OECD Steel Committee Pegs Global Excess Steel Capacity at 25%
The OECD Steel Committee has expressed deep concern over the deterioration in steel market conditions related to the COVID-19 crisis, and agreed to accelerate work to build a comprehensive database of government support provided to steel producers in major steel-producing economies. OECD Steel Committee Chairman Mr Ulf Zumkley at the 89th Session of the OECD Steel Committee said “Important challenges need to be overcome to ensure the sustainable recovery of the global steel industry. The COVID-19 pandemic has had a negative impact on the global economy in general, and on the steel market in particular. Besides risks related to the pandemic, the main risks to the steel market outlook include the impacts of growing global excess capacity, supported by harmful government subsidies and investment policies that are putting the long-run viability of producers at risk and should therefore be addressed urgently. The latest available data from the OECD show that global steelmaking capacity increased to 2,453 million tonnes in 2020. In addition, the gap between global steelmaking capacity and crude steel production increased to 625 million tonnes in 2020. The Committee noted deep concerns that a number of planned capacity increases are premised on expectations of strong increases in future demand, with many investments being supported by governments and not driven by market considerations. Several of these investments are cross-border in nature. This creates a significant risk of exacerbating the excess capacity situation, and raises the likelihood of supply further overshooting the true needs of the market. The Committee underscored the need to engage with all relevant stakeholders to foster better understanding of these developments and address their risks.”

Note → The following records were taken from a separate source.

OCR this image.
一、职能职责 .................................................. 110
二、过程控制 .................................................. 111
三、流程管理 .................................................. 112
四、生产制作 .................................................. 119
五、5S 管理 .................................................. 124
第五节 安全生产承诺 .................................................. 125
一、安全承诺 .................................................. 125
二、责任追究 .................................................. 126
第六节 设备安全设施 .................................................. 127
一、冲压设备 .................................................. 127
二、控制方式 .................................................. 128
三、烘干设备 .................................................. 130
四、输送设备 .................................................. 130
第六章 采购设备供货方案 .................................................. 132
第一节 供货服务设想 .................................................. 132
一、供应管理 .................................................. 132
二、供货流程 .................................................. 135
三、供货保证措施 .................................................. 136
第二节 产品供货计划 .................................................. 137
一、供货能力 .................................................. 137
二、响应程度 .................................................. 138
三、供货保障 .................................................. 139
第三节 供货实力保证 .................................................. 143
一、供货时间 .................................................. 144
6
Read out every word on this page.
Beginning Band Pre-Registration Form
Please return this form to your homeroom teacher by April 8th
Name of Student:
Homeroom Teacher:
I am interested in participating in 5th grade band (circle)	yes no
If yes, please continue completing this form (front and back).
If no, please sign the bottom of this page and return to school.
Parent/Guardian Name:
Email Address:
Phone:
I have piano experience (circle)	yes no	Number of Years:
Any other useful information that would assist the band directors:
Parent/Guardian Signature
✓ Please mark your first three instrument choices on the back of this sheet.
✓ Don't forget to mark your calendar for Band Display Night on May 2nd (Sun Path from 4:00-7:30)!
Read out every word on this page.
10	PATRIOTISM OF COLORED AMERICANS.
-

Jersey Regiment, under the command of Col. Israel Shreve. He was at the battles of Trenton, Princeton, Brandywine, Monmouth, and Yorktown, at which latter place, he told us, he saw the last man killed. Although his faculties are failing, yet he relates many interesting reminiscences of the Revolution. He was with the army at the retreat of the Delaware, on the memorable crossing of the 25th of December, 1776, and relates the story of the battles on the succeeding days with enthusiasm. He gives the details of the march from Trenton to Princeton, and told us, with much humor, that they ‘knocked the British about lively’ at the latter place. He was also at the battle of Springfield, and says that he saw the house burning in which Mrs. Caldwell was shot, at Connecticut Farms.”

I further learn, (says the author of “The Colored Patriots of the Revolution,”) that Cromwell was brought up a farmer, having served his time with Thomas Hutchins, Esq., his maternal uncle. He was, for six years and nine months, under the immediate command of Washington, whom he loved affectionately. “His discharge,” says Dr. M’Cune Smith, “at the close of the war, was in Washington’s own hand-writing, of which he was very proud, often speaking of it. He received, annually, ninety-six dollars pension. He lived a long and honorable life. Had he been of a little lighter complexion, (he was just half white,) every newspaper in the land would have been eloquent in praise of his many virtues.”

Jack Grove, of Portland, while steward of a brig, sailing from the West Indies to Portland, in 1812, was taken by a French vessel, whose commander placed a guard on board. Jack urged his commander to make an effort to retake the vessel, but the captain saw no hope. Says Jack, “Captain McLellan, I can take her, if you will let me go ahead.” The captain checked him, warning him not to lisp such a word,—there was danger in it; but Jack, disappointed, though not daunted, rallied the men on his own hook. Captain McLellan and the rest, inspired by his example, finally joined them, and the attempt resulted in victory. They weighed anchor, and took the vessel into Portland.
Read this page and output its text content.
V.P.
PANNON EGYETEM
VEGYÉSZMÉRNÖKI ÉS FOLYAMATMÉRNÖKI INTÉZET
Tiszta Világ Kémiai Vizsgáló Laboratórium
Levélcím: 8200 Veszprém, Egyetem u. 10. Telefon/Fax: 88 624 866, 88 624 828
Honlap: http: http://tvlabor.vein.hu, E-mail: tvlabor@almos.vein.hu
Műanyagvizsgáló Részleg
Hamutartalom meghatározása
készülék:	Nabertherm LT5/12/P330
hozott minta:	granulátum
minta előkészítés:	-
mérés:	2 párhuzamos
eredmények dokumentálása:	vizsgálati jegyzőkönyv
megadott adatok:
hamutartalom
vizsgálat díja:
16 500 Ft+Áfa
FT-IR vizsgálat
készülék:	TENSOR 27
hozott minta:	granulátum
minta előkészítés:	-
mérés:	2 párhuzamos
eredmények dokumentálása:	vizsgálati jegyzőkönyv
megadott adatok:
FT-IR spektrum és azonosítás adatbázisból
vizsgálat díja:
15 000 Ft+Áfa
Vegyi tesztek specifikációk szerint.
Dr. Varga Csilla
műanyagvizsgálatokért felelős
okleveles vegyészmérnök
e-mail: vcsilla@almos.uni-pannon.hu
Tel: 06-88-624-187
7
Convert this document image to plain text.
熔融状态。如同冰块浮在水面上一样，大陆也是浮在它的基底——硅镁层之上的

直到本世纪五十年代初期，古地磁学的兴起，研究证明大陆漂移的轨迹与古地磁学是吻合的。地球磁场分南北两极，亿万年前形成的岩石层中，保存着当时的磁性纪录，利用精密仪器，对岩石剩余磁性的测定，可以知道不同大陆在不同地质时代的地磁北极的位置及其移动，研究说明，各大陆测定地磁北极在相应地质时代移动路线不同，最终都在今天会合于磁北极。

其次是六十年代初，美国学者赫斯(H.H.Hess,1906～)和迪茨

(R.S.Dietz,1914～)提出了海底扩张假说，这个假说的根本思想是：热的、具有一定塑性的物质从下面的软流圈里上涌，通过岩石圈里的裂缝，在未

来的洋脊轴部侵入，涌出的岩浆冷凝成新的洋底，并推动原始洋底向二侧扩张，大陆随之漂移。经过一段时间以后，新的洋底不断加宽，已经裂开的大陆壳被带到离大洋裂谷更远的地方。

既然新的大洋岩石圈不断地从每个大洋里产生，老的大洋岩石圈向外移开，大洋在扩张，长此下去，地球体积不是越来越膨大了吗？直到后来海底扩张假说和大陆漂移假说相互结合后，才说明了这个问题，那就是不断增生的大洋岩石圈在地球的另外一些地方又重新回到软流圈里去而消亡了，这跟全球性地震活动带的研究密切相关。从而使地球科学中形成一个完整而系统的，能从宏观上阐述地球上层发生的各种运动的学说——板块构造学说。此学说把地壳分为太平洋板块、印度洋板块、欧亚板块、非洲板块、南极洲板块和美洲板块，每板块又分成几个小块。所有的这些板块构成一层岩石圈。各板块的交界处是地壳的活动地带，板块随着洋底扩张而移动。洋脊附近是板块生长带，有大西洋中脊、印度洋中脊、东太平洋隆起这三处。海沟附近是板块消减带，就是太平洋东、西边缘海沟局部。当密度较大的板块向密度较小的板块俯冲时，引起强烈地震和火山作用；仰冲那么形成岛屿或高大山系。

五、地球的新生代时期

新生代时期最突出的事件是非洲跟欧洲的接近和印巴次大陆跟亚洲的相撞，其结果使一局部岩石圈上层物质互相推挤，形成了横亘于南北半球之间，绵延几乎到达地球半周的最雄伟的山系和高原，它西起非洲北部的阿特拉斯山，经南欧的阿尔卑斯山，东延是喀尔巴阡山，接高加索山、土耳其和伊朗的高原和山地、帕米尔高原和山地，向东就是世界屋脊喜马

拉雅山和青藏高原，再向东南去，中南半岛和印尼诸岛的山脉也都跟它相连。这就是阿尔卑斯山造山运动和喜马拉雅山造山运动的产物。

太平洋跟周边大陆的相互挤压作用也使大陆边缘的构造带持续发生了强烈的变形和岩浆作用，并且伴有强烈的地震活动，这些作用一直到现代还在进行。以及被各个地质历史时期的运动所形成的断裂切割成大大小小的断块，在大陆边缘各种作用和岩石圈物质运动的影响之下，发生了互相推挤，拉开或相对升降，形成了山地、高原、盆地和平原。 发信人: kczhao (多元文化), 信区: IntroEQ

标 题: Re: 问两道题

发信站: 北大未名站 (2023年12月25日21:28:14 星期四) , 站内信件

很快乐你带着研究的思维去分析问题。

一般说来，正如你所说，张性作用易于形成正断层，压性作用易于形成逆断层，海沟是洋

Mr Zumkley also said “State-owned enterprises account for a significant portion of global crude steelmaking capacity. While concentrated in certain geographies, SOEs have global reach through their engagement in international trade and investment. With the activities of SOEs in domestic and international steel markets potentially creating market distortions, members of the Committee agreed to advance their work in this area with two key objectives: first, to better understand the market context of cross-border investments by SOEs and the financial conditions of the relevant firms and, second, to shed light on the financing of SOEs and support measures provided to them.”
The OECD Steel Committee has 25 members Austria, Belgium, Canada, the Czech Republic, Finland, France, Germany, Hungary, Italy, Japan, Korea, Luxembourg, Mexico, the Netherlands, Poland, Portugal, the Slovak Republic, Slovenia, Spain, Sweden, Switzerland, Turkey, the UK, the US and the EU. In addition, five associates Brazil, Kazakhstan, Romania, Russia and Ukraine and seven participants Argentina, Bulgaria, Egypt, India, Malaysia, South Africa and Chinese Taipei bring their perspectives to the Committee’s work.